Think you’ve found the one? You may have, and we hope for you it was love at first sight and has brought you nothing but joy and happiness. However, as many couples have found, the road to finding “the one” is not always a smooth ride.
A good relationship should definitely flow easily and effortlessly however, when two individuals are trying to fit together as a couple compromises have to be made. If this is a problem, then you need to rethink how compatible you are as a couple.
Here, we will look at some ways you can tell if you are really there.
Can you stand to make compromises for that special someone? If not, or if that has never come up in your relationship before, pump the brakes. If you truly love someone, and they love you, you and your partner should be more than ready and willing to make compromises. These can be as simple as what you will both watch on TV tonight, what you will eat, or as complicated as how many children you will have in the future. Both of you must come to an agreement on this, and at least one of you will have to be willing to compromise.
Get Ready to Know the Person (REALLY Know Them)
You think we are joking here? Can you imagine your significant other, say, using the restroom? How about them with a skin condition? Or imagine them eating a food you really don’t like. Chances are, you will get to know all these things and more (pretty quickly) about the right person. These things should not offend you. Instead, you should see them as a sign that the other person is growing truly comfortable and intimate with you (albeit in a not so traditional way). Be flattered, not grossed out!

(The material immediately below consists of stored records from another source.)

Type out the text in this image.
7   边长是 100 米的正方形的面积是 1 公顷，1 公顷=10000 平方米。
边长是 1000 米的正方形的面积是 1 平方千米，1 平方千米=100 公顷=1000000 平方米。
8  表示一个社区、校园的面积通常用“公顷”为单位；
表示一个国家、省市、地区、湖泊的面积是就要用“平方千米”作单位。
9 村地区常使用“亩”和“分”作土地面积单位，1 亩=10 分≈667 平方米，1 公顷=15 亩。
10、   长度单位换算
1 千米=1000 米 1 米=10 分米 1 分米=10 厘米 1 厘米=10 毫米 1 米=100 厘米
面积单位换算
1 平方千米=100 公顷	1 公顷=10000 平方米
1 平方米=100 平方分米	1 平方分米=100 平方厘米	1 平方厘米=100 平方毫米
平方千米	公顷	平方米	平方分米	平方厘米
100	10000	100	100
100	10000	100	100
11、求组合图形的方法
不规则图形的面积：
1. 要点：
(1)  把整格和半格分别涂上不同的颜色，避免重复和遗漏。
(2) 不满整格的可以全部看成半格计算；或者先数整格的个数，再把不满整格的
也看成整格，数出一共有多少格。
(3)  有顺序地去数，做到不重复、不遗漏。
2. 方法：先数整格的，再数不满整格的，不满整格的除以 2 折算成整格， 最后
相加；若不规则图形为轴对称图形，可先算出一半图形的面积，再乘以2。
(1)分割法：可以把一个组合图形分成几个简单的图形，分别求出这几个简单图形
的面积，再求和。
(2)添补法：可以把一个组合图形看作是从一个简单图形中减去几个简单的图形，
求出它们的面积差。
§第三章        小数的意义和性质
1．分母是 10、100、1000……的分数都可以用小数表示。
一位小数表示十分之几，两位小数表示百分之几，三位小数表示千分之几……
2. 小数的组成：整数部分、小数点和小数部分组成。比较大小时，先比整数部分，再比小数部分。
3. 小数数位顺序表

Think you have weird fantasies and dreams you could never share with anyone, not even your partner? Most likely, at some point, you will want to. Be sure to keep your conversations, beliefs, and more judgment free with the other person, especially when talking about things like future plans, dreams, and more. Chances are, this is actually a great way to learn more about them, even if you do not entirely agree (see the paragraph about compromises, above). Feel free to hear them out, and even to try some of their unorthodox ideas. You might like them!
If your core values are aligned, and your consideration for each other is your priority, then compromise shouldn’t be a struggle. It is rare that two people meet each other and everything is perfect. Love is not always easy. This may make love seem intimidating and scary, but as we mentioned before, it really shouldn’t be that way at all. It does however, have to be based in reality to be long lasting. If it’s not ‘real’ it won’t last and there’s always a few bumps along the way as you adjust going from a ‘me’ to a ‘we’.
Above all, listen to your intuition … if your red flags are flying take heed! By the same token when you know it’s right, it’s right – don’t second guess yourself based on past experiences you may have had. Enjoy, let your heart go and revel in your new found happiness.